A flush crept up through Sherbrand's tanning:

"I have told her. It wasn't pleasant. But she--likes me enough to overlook it. She--seems to think I should never fail in that way! I hope to God I never shall!" The old boyish terror of inherited weakness cropped up in the tone of the man grown. "It would be horrible to suspect the bacillus of slackness lurking in my blood! If there is--the sooner I get scrapped, the better for her and for me!"

"Well, you've chosen the--kind of career that is going to use up a good many men pretty quickly." Franky was warming more and more to this big blond, candid cousin. "Not that I think there's much of the slacker about you. Few chaps more fit and nervy--that is, going by looks, you know! But if the Kaiser's Flying Men can shoot on the wing as well as they brag they can"--his brown eyes were watchful for a change in the other's face--"then----"

"Then I tumble out of my sky, a dead bird!" said Sherbrand, squaring his broad shoulders, "and someone luckier fills my place!"

"Thumbs up! Ten to one you'd come down with a broken wing or so." There was something that touched Franky's latent quality of imagination in the fellow's queer way of saying "my sky." "This cousin of mine is a handsome fellow," he said to himself, "and a plucky one. And--by the Great Brass Hat!--now I come to think of it--the livin' image of old Sir Roger Sherbrand--his and my great-grandfather--goin' by the portrait in the gallery at Whins."

"So you're firm on joinin' the Flying Corps..." he went on, feeling for the moustache which had been reduced to Regulation toothbrush size. "Good egg You! Wish you all the sporting chances----"

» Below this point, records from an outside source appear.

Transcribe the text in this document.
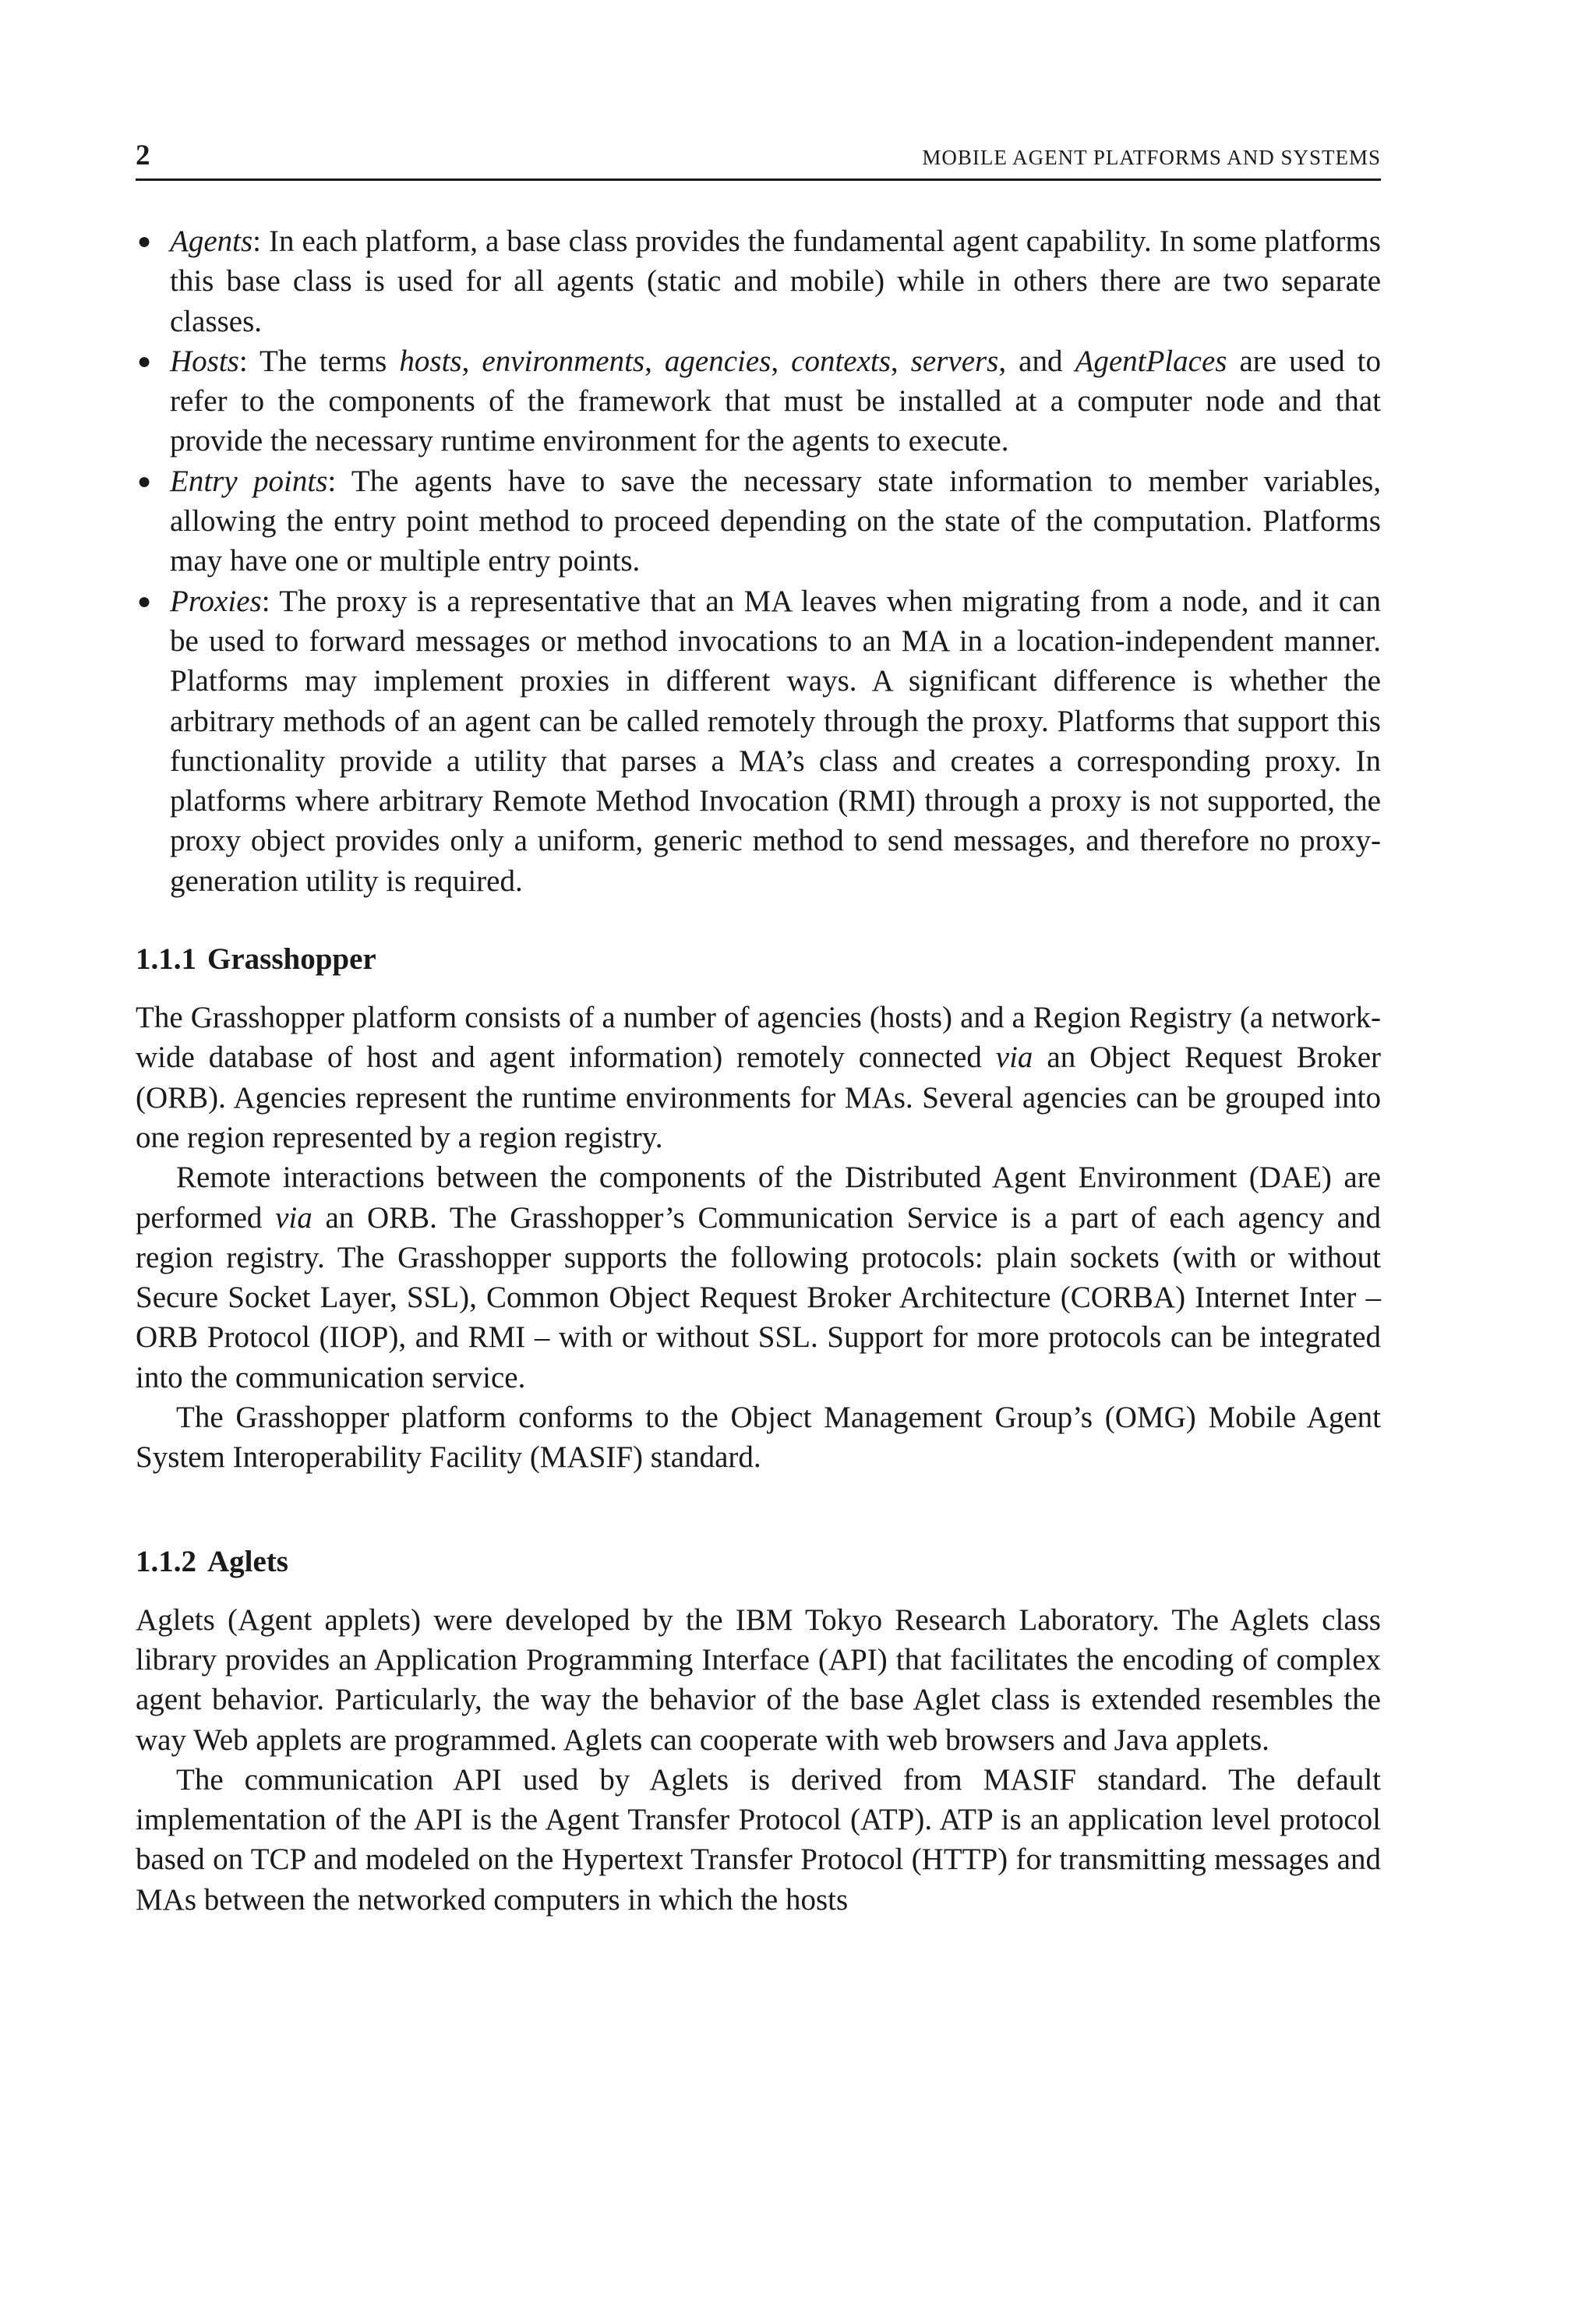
2	MOBILE AGENT PLATFORMS AND SYSTEMS
● Agents: In each platform, a base class provides the fundamental agent capability. In some platforms this base class is used for all agents (static and mobile) while in others there are two separate classes.
● Hosts: The terms hosts, environments, agencies, contexts, servers, and AgentPlaces are used to refer to the components of the framework that must be installed at a computer node and that provide the necessary runtime environment for the agents to execute.
● Entry points: The agents have to save the necessary state information to member variables, allowing the entry point method to proceed depending on the state of the computation. Platforms may have one or multiple entry points.
● Proxies: The proxy is a representative that an MA leaves when migrating from a node, and it can be used to forward messages or method invocations to an MA in a location-independent manner. Platforms may implement proxies in different ways. A significant difference is whether the arbitrary methods of an agent can be called remotely through the proxy. Platforms that support this functionality provide a utility that parses a MA’s class and creates a corresponding proxy. In platforms where arbitrary Remote Method Invocation (RMI) through a proxy is not supported, the proxy object provides only a uniform, generic method to send messages, and therefore no proxy-generation utility is required.
1.1.1 Grasshopper

The Grasshopper platform consists of a number of agencies (hosts) and a Region Registry (a network-wide database of host and agent information) remotely connected via an Object Request Broker (ORB). Agencies represent the runtime environments for MAs. Several agencies can be grouped into one region represented by a region registry.

Remote interactions between the components of the Distributed Agent Environment (DAE) are performed via an ORB. The Grasshopper’s Communication Service is a part of each agency and region registry. The Grasshopper supports the following protocols: plain sockets (with or without Secure Socket Layer, SSL), Common Object Request Broker Architecture (CORBA) Internet Inter – ORB Protocol (IIOP), and RMI – with or without SSL. Support for more protocols can be integrated into the communication service.

The Grasshopper platform conforms to the Object Management Group’s (OMG) Mobile Agent System Interoperability Facility (MASIF) standard.

1.1.2 Aglets

Aglets (Agent applets) were developed by the IBM Tokyo Research Laboratory. The Aglets class library provides an Application Programming Interface (API) that facilitates the encoding of complex agent behavior. Particularly, the way the behavior of the base Aglet class is extended resembles the way Web applets are programmed. Aglets can cooperate with web browsers and Java applets.

The communication API used by Aglets is derived from MASIF standard. The default implementation of the API is the Agent Transfer Protocol (ATP). ATP is an application level protocol based on TCP and modeled on the Hypertext Transfer Protocol (HTTP) for transmitting messages and MAs between the networked computers in which the hosts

"And better luck," said Sherbrand drily, "with Bird of War No. II. than I had with No. I.!"

"You're building a new 'plane?" The brown eyes were alight with interest.

"Rather! Come and have a look at her one day."

"Like a shot, if only I'd time! Did she tot to a hatful of money?"

"Something under L700. L500 of that goes for the new 'Gnome' engine. You see that German--" Sherbrand broke off.

"I remember! Pretty rough on you, that North Sea crossin' business. Must have been an awful loss. Look here!" Franky reddened again and began to flounder. "Could I--couldn't I--help with the boodle? Got L700 lying by idle. Frightfully glad if you'd let me chip in!--just in a cousinly sort o' way!"

"I am much obliged to you, Lord Norwater."

Confound the fellow! how he froze at the least hint of patronage. He went on, holding his head high:

"You are very kind, but I am not poor, unless as poverty is understood by people of your world. Apart from what my profession brings me I have something in the way of income. My mother's brother left me a sum of money that brings in yearly over L200." He went on as Franky regarded with unaffected interest the man who wasn't poor on two hundred _per annum_: "The principal--I suppose it tots up to L6,000--I shall naturally settle on my wife."

He warmed and brightened with the utterance of the word. His cold eyes grew soft and his brows smoothed pleasantly. He said with a glowing pride, and a kind of brave shyness that a woman who loved him would have adored:

"I have said nothing yet to Miss Saxham about my hopes of a Commission--I suppose for fear of not pulling the thing off. But the moment it comes along I shall persuade her to marry me. We'll be man and wife before I fly for the Front."